Die Folge: Produktionskapazitäten ließen sich in Zukunft nicht mehr nur durch die Vergrößerung der bestehenden Einheiten erweitern, sondern auch durch die Implementierung modularer Produktionseinheiten, die sich nach Auftragslage zu- oder abschalten lassen. So bestehe die Chance, dass "Produktion wieder urban verträglich wird, also im Einklang mit dem gesellschaftlichen Umfeld funktioniert, und so die Arbeit zum Menschen gebracht wird", heißt es beim ZVEI.

Die Wertschöpfungskette hätte dann eine viel tiefgreifendere Detailsteuerung. Daraus resultierte die Möglichkeit, in den laufenden Prozess einzugreifen, um die viel zitierte "Losgröße eins" herzustellen, ohne die heute noch vorherrschenden Kosten und Aufwände von Einzelfertigungen zu verursachen. Auch könnten dank der bereits erhobenen Daten über Produktionsabläufe fällige Entscheidungen vor der Produktion erst einmal simuliert werden, bevor sie tatsächlich umgesetzt werden. So ließe sich im Computer ein Ablauf bereits prüfen, noch bevor eine neue Anlage in Betrieb ginge.
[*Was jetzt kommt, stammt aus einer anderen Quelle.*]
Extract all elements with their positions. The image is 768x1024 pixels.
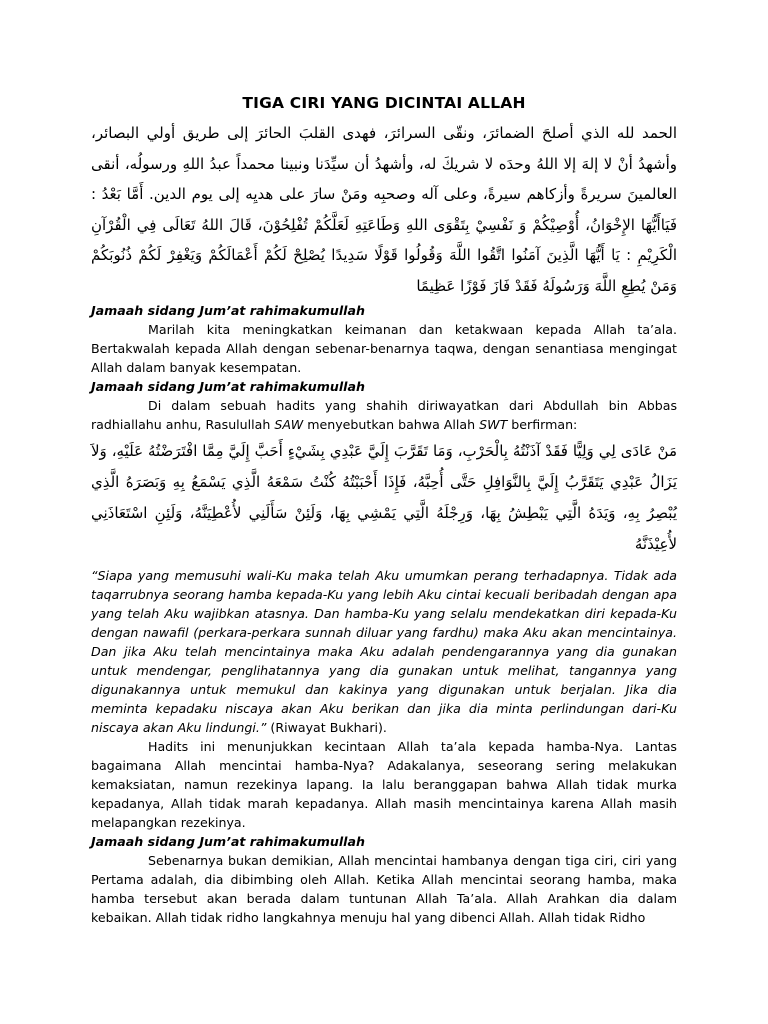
hadith-translation bbox=[91, 566, 677, 737]
translation-text: “Siapa yang memusuhi wali-Ku maka telah Aku umumkan perang terhadapnya. Tidak ada taqarrubnya seorang hamba kepada-Ku yang lebih Aku cintai kecuali beribadah dengan apa yang telah Aku wajibkan atasnya. Dan hamba-Ku yang selalu mendekatkan diri kepada-Ku dengan nawafil (perkara-perkara sunnah diluar yang fardhu) maka Aku akan mencintainya. Dan jika Aku telah mencintainya maka Aku adalah pendengarannya yang dia gunakan untuk mendengar, penglihatannya yang dia gunakan untuk melihat, tangannya yang digunakannya untuk memukul dan kakinya yang digunakan untuk berjalan. Jika dia meminta kepadaku niscaya akan Aku berikan dan jika dia minta perlindungan dari-Ku niscaya akan Aku lindungi.” bbox=[91, 568, 677, 735]
page-title: TIGA CIRI YANG DICINTAI ALLAH bbox=[242, 94, 526, 112]
paragraph: Hadits ini menunjukkan kecintaan Allah ta’ala kepada hamba-Nya. Lantas bagaimana Allah mencintai hamba-Nya? Adakalanya, seseorang sering melakukan kemaksiatan, namun rezekinya lapang. Ia lalu beranggapan bahwa Allah tidak murka kepadanya, Allah tidak marah kepadanya. Allah masih mencintainya karena Allah masih melapangkan rezekinya. bbox=[91, 739, 677, 830]
paragraph-text: menyebutkan bahwa Allah bbox=[303, 417, 480, 432]
section-heading: Jamaah sidang Jum’at rahimakumullah bbox=[91, 303, 365, 318]
hadith-arabic-text: مَنْ عَادَى لِي وَلِيًّا فَقَدْ آذَنْتُهُ بِالْحَرْبِ، وَمَا تَقَرَّبَ إِلَيَّ عَبْدِي بِشَيْءٍ أَحَبَّ إِلَيَّ مِمَّا افْتَرَضْتُهُ عَلَيْهِ، وَلاَ يَزَالُ عَبْدِي يَتَقَرَّبُ إِلَيَّ بِالنَّوَافِلِ حَتَّى أُحِبَّهُ، فَإِذَا أَحْبَبْتُهُ كُنْتُ سَمْعَهُ الَّذِي يَسْمَعُ بِهِ وَبَصَرَهُ الَّذِي يُبْصِرُ بِهِ، وَيَدَهُ الَّتِي يَبْطِشُ بِهَا، وَرِجْلَهُ الَّتِي يَمْشِي بِهَا، وَلَئِنْ سَأَلَنِي لأُعْطِيَنَّهُ، وَلَئِنِ اسْتَعَاذَنِي لأُعِيْذَنَّهُ bbox=[91, 442, 677, 553]
paragraph-text: Di dalam sebuah hadits yang shahih diriwayatkan dari Abdullah bin Abbas radhiallahu anhu, Rasulullah bbox=[91, 398, 677, 432]
paragraph: Sebenarnya bukan demikian, Allah mencintai hambanya dengan tiga ciri, ciri yang Pertama adalah, dia dibimbing oleh Allah. Ketika Allah mencintai seorang hamba, maka hamba tersebut akan berada dalam tuntunan Allah Ta’ala. Allah Arahkan dia dalam kebaikan. Allah tidak ridho langkahnya menuju hal yang dibenci Allah. Allah tidak Ridho bbox=[91, 853, 677, 925]
opening-arabic-text: الحمد لله الذي أصلحَ الضمائرَ، ونقّى السرائرَ، فهدى القلبَ الحائرَ إلى طريق أولي البصائر، وأشهدُ أنْ لا إلهَ إلا اللهُ وحدَه لا شريكَ له، وأشهدُ أن سيِّدَنا ونبينا محمداً عبدُ اللهِ ورسولُه، أنقى العالمينَ سريرةً وأزكاهم سيرةً، وعلى آله وصحبِه ومَنْ سارَ على هديِه إلى يوم الدين. أَمَّا بَعْدُ : فَيَاأَيُّهَا الإِخْوَانُ، أُوْصِيْكُمْ وَ نَفْسِيْ بِتَقْوَى اللهِ وَطَاعَتِهِ لَعَلَّكُمْ تُفْلِحُوْنَ، قَالَ اللهُ تَعَالَى فِي الْقُرْآنِ الْكَرِيْمِ : يَا أَيُّهَا الَّذِينَ آمَنُوا اتَّقُوا اللَّهَ وَقُولُوا قَوْلًا سَدِيدًا يُصْلِحْ لَكُمْ أَعْمَالَكُمْ وَيَغْفِرْ لَكُمْ ذُنُوبَكُمْ وَمَنْ يُطِعِ اللَّهَ وَرَسُولَهُ فَقَدْ فَازَ فَوْزًا عَظِيمًا bbox=[91, 124, 677, 295]
paragraph-text: berfirman: bbox=[507, 417, 578, 432]
paragraph: Marilah kita meningkatkan keimanan dan ketakwaan kepada Allah ta’ala. Bertakwalah kepada Allah dengan sebenar-benarnya taqwa, dengan senantiasa mengingat Allah dalam banyak kesempatan. bbox=[91, 322, 677, 375]
saw-abbrev: SAW bbox=[274, 417, 304, 432]
paragraph-hadith-intro bbox=[91, 396, 677, 434]
section-heading: Jamaah sidang Jum’at rahimakumullah bbox=[91, 379, 365, 394]
section-heading: Jamaah sidang Jum’at rahimakumullah bbox=[91, 834, 365, 849]
swt-abbrev: SWT bbox=[479, 417, 508, 432]
hadith-source: (Riwayat Bukhari). bbox=[266, 720, 387, 735]
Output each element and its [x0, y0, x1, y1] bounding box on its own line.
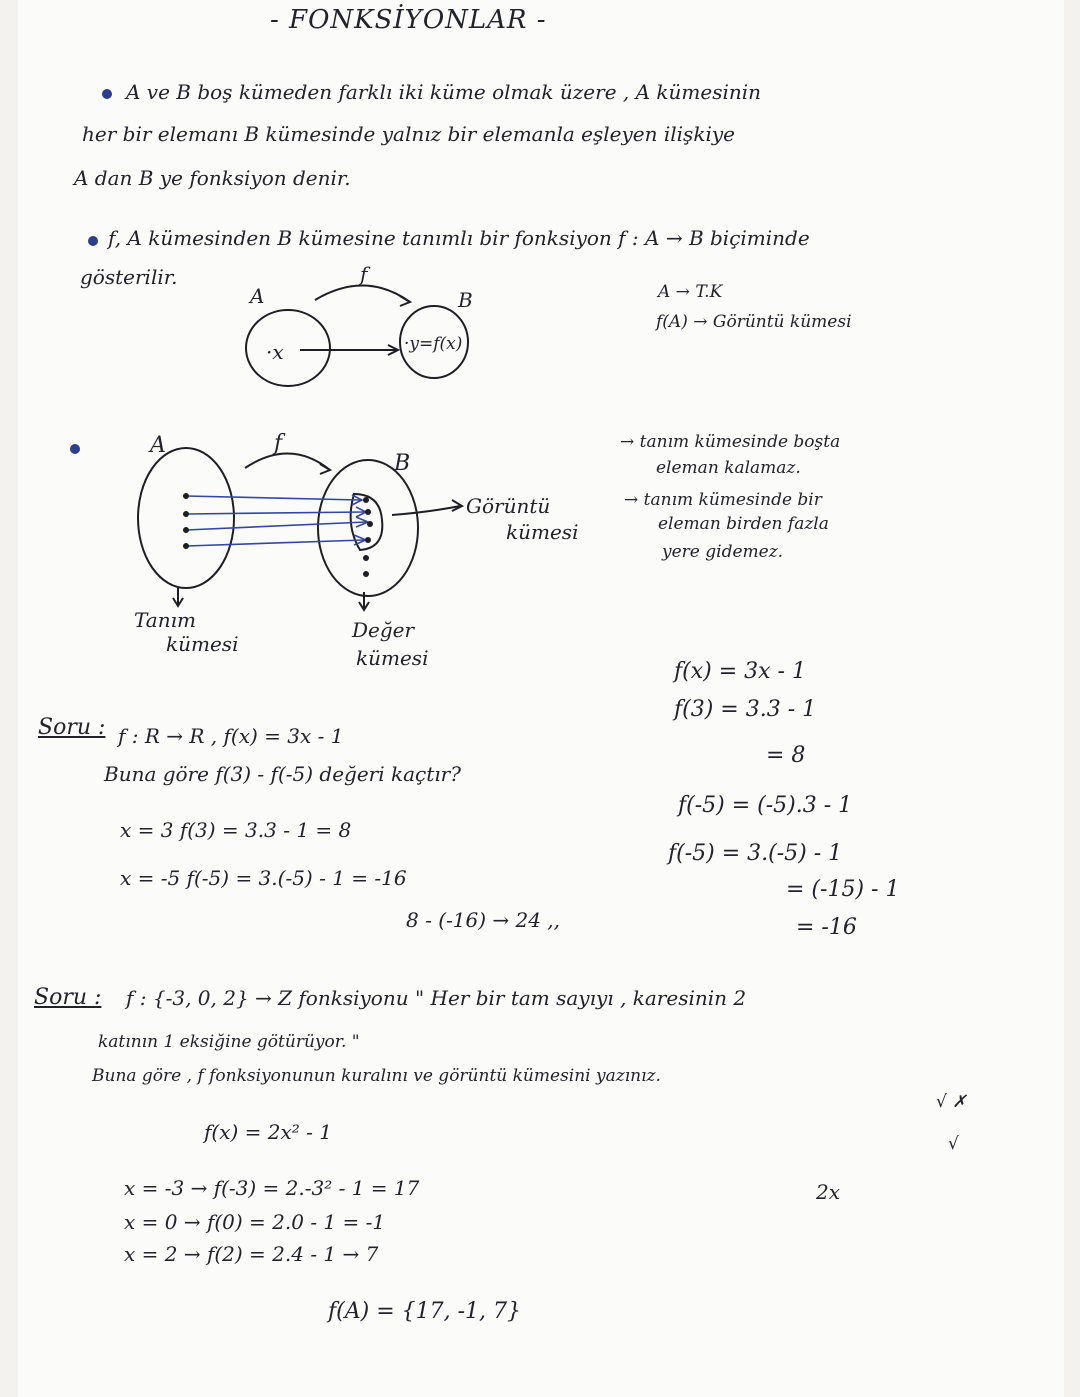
q2-image-set: f(A) = {17, -1, 7}	[328, 1299, 522, 1324]
q1-side-7: = -16	[796, 915, 857, 940]
q1-side-1: f(x) = 3x - 1	[674, 659, 806, 684]
q1-label: Soru :	[38, 715, 106, 740]
q1-side-6: = (-15) - 1	[786, 877, 900, 902]
small-diagram-set-a: A	[250, 284, 265, 308]
q1-step-1: x = 3 f(3) = 3.3 - 1 = 8	[120, 818, 352, 842]
map-line-1	[186, 496, 360, 500]
diagram-f: f	[274, 431, 283, 456]
f-arc-small	[315, 285, 410, 302]
q2-line-3: Buna göre , f fonksiyonunun kuralını ve görüntü kümesini yazınız.	[92, 1066, 661, 1086]
q2-step-1: x = -3 → f(-3) = 2.-3² - 1 = 17	[124, 1176, 420, 1200]
definition-line-2: her bir elemanı B kümesinde yalnız bir elemanla eşleyen ilişkiye	[82, 122, 735, 146]
bullet-dot	[88, 236, 98, 246]
q2-line-1: f : {-3, 0, 2} → Z fonksiyonu " Her bir tam sayıyı , karesinin 2	[126, 986, 747, 1010]
small-diagram-set-b: B	[458, 288, 473, 312]
element-y: ·y=f(x)	[404, 334, 463, 354]
image-set-label-2: kümesi	[506, 520, 579, 544]
bullet-dot	[70, 444, 80, 454]
element-x: ·x	[266, 340, 284, 364]
definition-line-1: A ve B boş kümeden farklı iki küme olmak üzere , A kümesinin	[126, 80, 762, 104]
q1-statement: f : R → R , f(x) = 3x - 1	[118, 724, 344, 748]
rule-2b: eleman birden fazla	[658, 514, 829, 534]
rule-1a: → tanım kümesinde boşta	[620, 432, 841, 452]
q1-side-3: = 8	[766, 743, 806, 768]
rule-1b: eleman kalamaz.	[656, 458, 801, 478]
note-image-set: f(A) → Görüntü kümesi	[656, 312, 852, 332]
notation-line-2: gösterilir.	[80, 265, 178, 289]
definition-line-3: A dan B ye fonksiyon denir.	[74, 166, 351, 190]
map-line-3	[186, 522, 366, 530]
rule-2c: yere gidemez.	[662, 542, 784, 562]
map-line-4	[186, 540, 364, 546]
image-pointer	[392, 506, 460, 515]
q1-ask: Buna göre f(3) - f(-5) değeri kaçtır?	[104, 762, 461, 786]
q1-step-2: x = -5 f(-5) = 3.(-5) - 1 = -16	[120, 866, 407, 890]
q1-side-2: f(3) = 3.3 - 1	[674, 697, 817, 722]
codomain-label: Değer	[352, 618, 415, 642]
domain-label-2: kümesi	[166, 632, 239, 656]
q2-step-2: x = 0 → f(0) = 2.0 - 1 = -1	[124, 1210, 386, 1234]
diagram-set-b: B	[394, 451, 411, 476]
codomain-label-2: kümesi	[356, 646, 429, 670]
small-diagram-f: f	[360, 262, 368, 286]
q1-side-5: f(-5) = 3.(-5) - 1	[668, 841, 843, 866]
q1-result: 8 - (-16) → 24 ,,	[406, 908, 561, 932]
domain-label: Tanım	[134, 608, 196, 632]
q2-line-2: katının 1 eksiğine götürüyor. "	[98, 1032, 360, 1052]
bullet-dot	[102, 89, 112, 99]
set-a-small	[246, 310, 330, 386]
margin-note-1: 2x	[816, 1180, 841, 1204]
rule-2a: → tanım kümesinde bir	[624, 490, 822, 510]
margin-note-2: √ ✗	[936, 1092, 967, 1112]
image-set-label: Görüntü	[466, 494, 551, 518]
q2-label: Soru :	[34, 985, 102, 1010]
map-line-2	[186, 512, 364, 514]
diagram-set-a: A	[150, 433, 166, 458]
q2-rule: f(x) = 2x² - 1	[204, 1120, 332, 1144]
page-title: - FONKSİYONLAR -	[270, 5, 547, 35]
notation-line-1: f, A kümesinden B kümesine tanımlı bir fonksiyon f : A → B biçiminde	[108, 226, 810, 250]
q1-side-4: f(-5) = (-5).3 - 1	[678, 793, 853, 818]
margin-note-3: √	[948, 1134, 959, 1154]
f-arc-main	[245, 453, 330, 470]
q2-step-3: x = 2 → f(2) = 2.4 - 1 → 7	[124, 1242, 379, 1266]
domain-set-ellipse	[138, 448, 234, 588]
note-domain: A → T.K	[658, 282, 723, 302]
Ein komplettes digitales Produktgedächtnis brächte auch in späteren Stadien des Produktlebenszyklus Vorteile. Mehrere Szenarien sind denkbar: zum Beispiel beim Recycling oder der zustandsbasierten Wartung von Produktionseinheiten auf Basis von statistisch abgeschätzten Ausfallwahrscheinlichkeiten. Das System sammelt so kontinuierlich Erfahrung im Rahmen der Lebenszeit von Produkten oder Systemen und kann sich selbst in bestimmten Intervallen einen Wartungsservice oder notwendige Ersatzteile bestellen.